Malgré ma curiosité, j'étais un peu réticent à entamer L'Idée fixe du savant Cosinus car je craignais d'y trouver davantage du texte illustré qu'une vraie BD. Ce genre de récit à la Bécassine m'est assez indigeste. Mais j'ai été agréablement satisfait. C'est une vraie BD au sens où évidemment le récit est séquentiel mais surtout le texte est indissociable de l'image. L'un répond à l'autre et ils apportent chacun leur part d'informations au récit.

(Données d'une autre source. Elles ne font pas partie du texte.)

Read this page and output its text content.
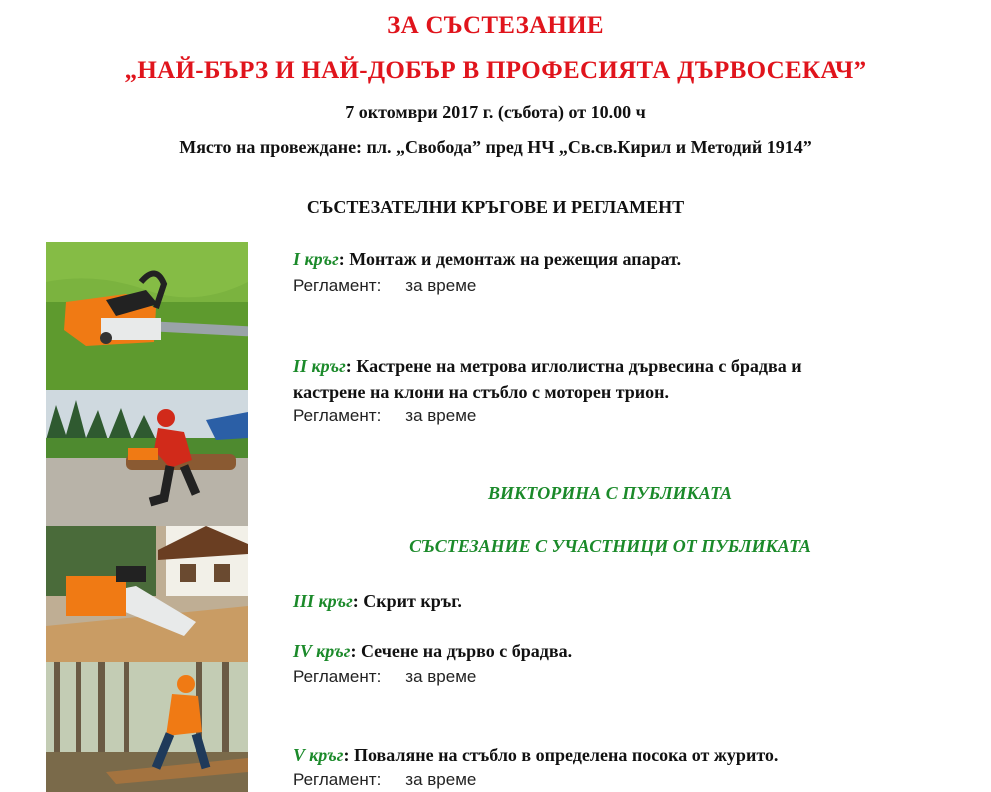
ЗА СЪСТЕЗАНИЕ
„НАЙ-БЪРЗ И НАЙ-ДОБЪР В ПРОФЕСИЯТА ДЪРВОСЕКАЧ”
7 октомври 2017 г. (събота) от 10.00 ч
Място на провеждане: пл. „Свобода” пред НЧ „Св.св.Кирил и Методий 1914”
СЪСТЕЗАТЕЛНИ КРЪГОВЕ И РЕГЛАМЕНТ
I кръг: Монтаж и демонтаж на режещия апарат.
Регламент: за време
II кръг: Кастрене на метрова иглолистна дървесина с брадва и
кастрене на клони на стъбло с моторен трион.
Регламент: за време
ВИКТОРИНА С ПУБЛИКАТА
СЪСТЕЗАНИЕ С УЧАСТНИЦИ ОТ ПУБЛИКАТА
III кръг: Скрит кръг.
IV кръг: Сечене на дърво с брадва.
Регламент: за време
V кръг: Поваляне на стъбло в определена посока от журито.
Регламент: за време
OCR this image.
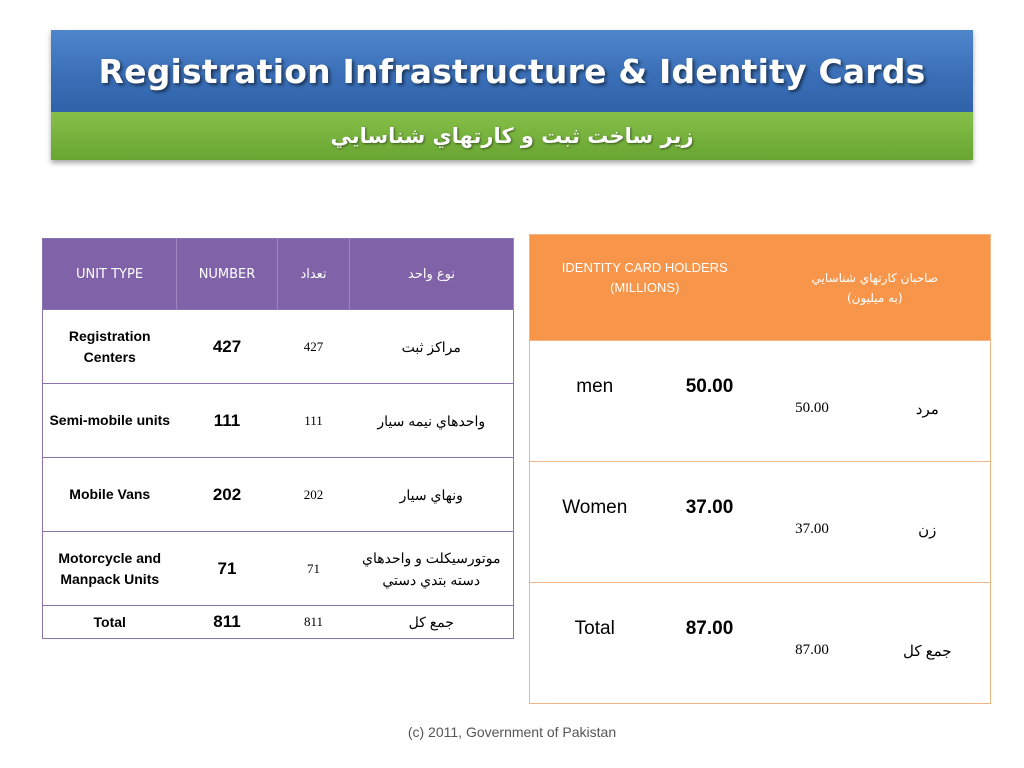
Registration Infrastructure & Identity Cards
زیر ساخت ثبت و کارتهاي شناسايي
UNIT TYPE	NUMBER	تعداد	نوع واحد
Registration Centers	427	427	مراكز ثبت
Semi-mobile units	111	111	واحدهاي نيمه سيار
Mobile Vans	202	202	ونهاي سيار
Motorcycle and Manpack Units	71	71	موتورسيكلت و واحدهاي دسته بتدي دستي
Total	811	811	جمع کل
IDENTITY CARD HOLDERS (MILLIONS)		صاحبان کارتهاي شناسايي
(به ميليون)	

men	50.00	50.00	مرد
Women	37.00	37.00	زن
Total	87.00	87.00	جمع کل
(c) 2011, Government of Pakistan
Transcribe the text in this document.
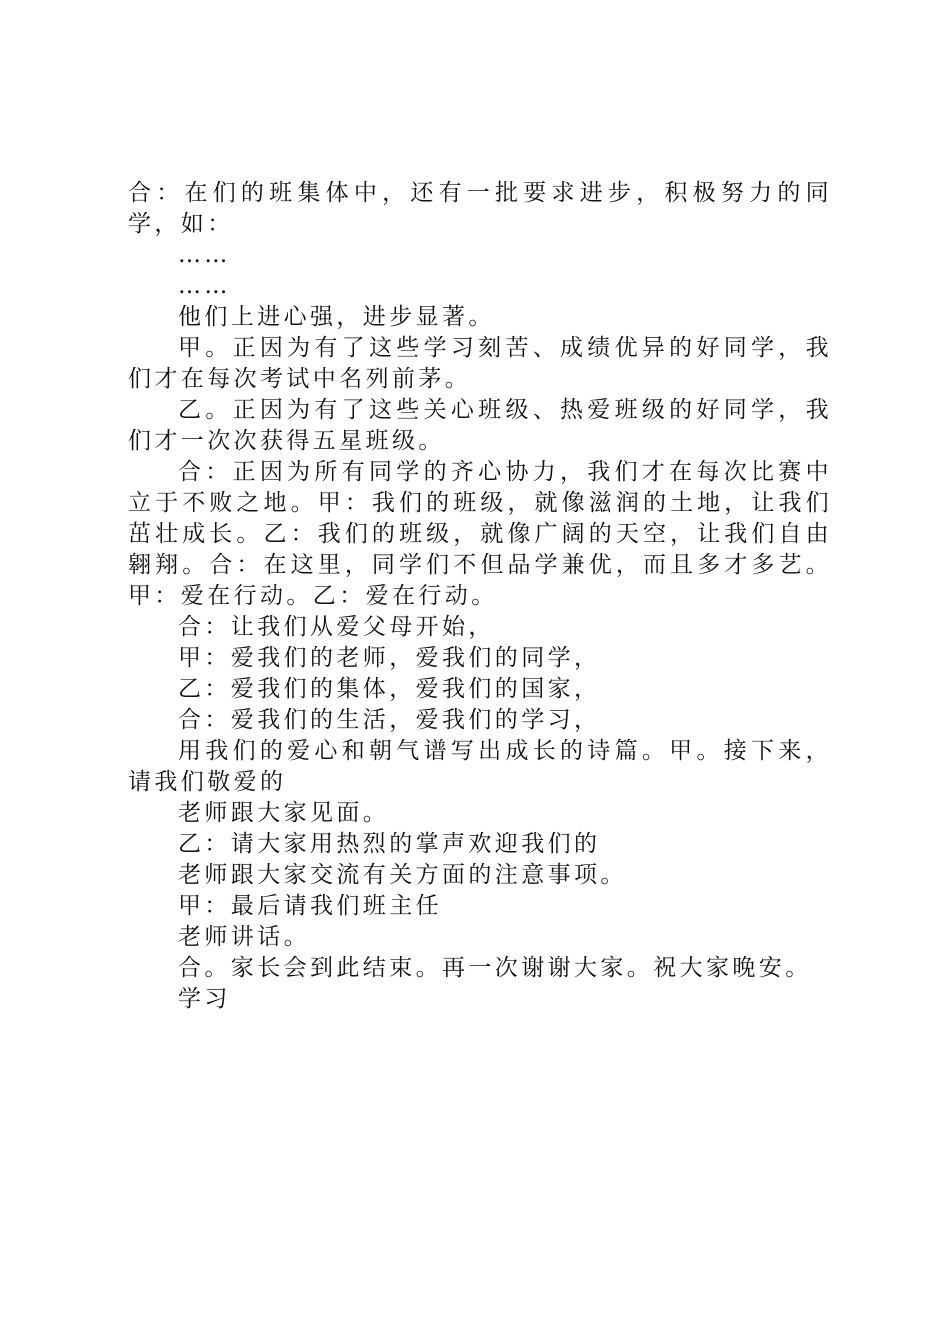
合：在们的班集体中，还有一批要求进步，积极努力的同学，如：

……

……

他们上进心强，进步显著。

甲。正因为有了这些学习刻苦、成绩优异的好同学，我们才在每次考试中名列前茅。

乙。正因为有了这些关心班级、热爱班级的好同学，我们才一次次获得五星班级。

合：正因为所有同学的齐心协力，我们才在每次比赛中立于不败之地。甲：我们的班级，就像滋润的土地，让我们茁壮成长。乙：我们的班级，就像广阔的天空，让我们自由翱翔。合：在这里，同学们不但品学兼优，而且多才多艺。甲：爱在行动。乙：爱在行动。

合：让我们从爱父母开始，

甲：爱我们的老师，爱我们的同学，

乙：爱我们的集体，爱我们的国家，

合：爱我们的生活，爱我们的学习，

用我们的爱心和朝气谱写出成长的诗篇。甲。接下来，请我们敬爱的

老师跟大家见面。

乙：请大家用热烈的掌声欢迎我们的

老师跟大家交流有关方面的注意事项。

甲：最后请我们班主任

老师讲话。

合。家长会到此结束。再一次谢谢大家。祝大家晚安。

学习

L'humour se trouve à plusieurs niveaux. D'une part, il y a le texte qui est très bien écrit, empli de petits clins d'oeil et de jeux de mots. D'autre part, il y a l'image qui tourne bien souvent les personnages en ridicule et ajoutent quelques touches humoristiques purement visuelles. Et enfin il y le rapport de l'un à l'autre, le décalage voulu et ironique entre texte et image ou encore les quelques images qui montrent clairement la catastrophe à venir quand le texte semble l'ignorer.
Cela n'a pas tellement vieilli et j'avoue avoir ri à plusieurs occasions. D'autant plus que le dessin n'est pas moche du tout.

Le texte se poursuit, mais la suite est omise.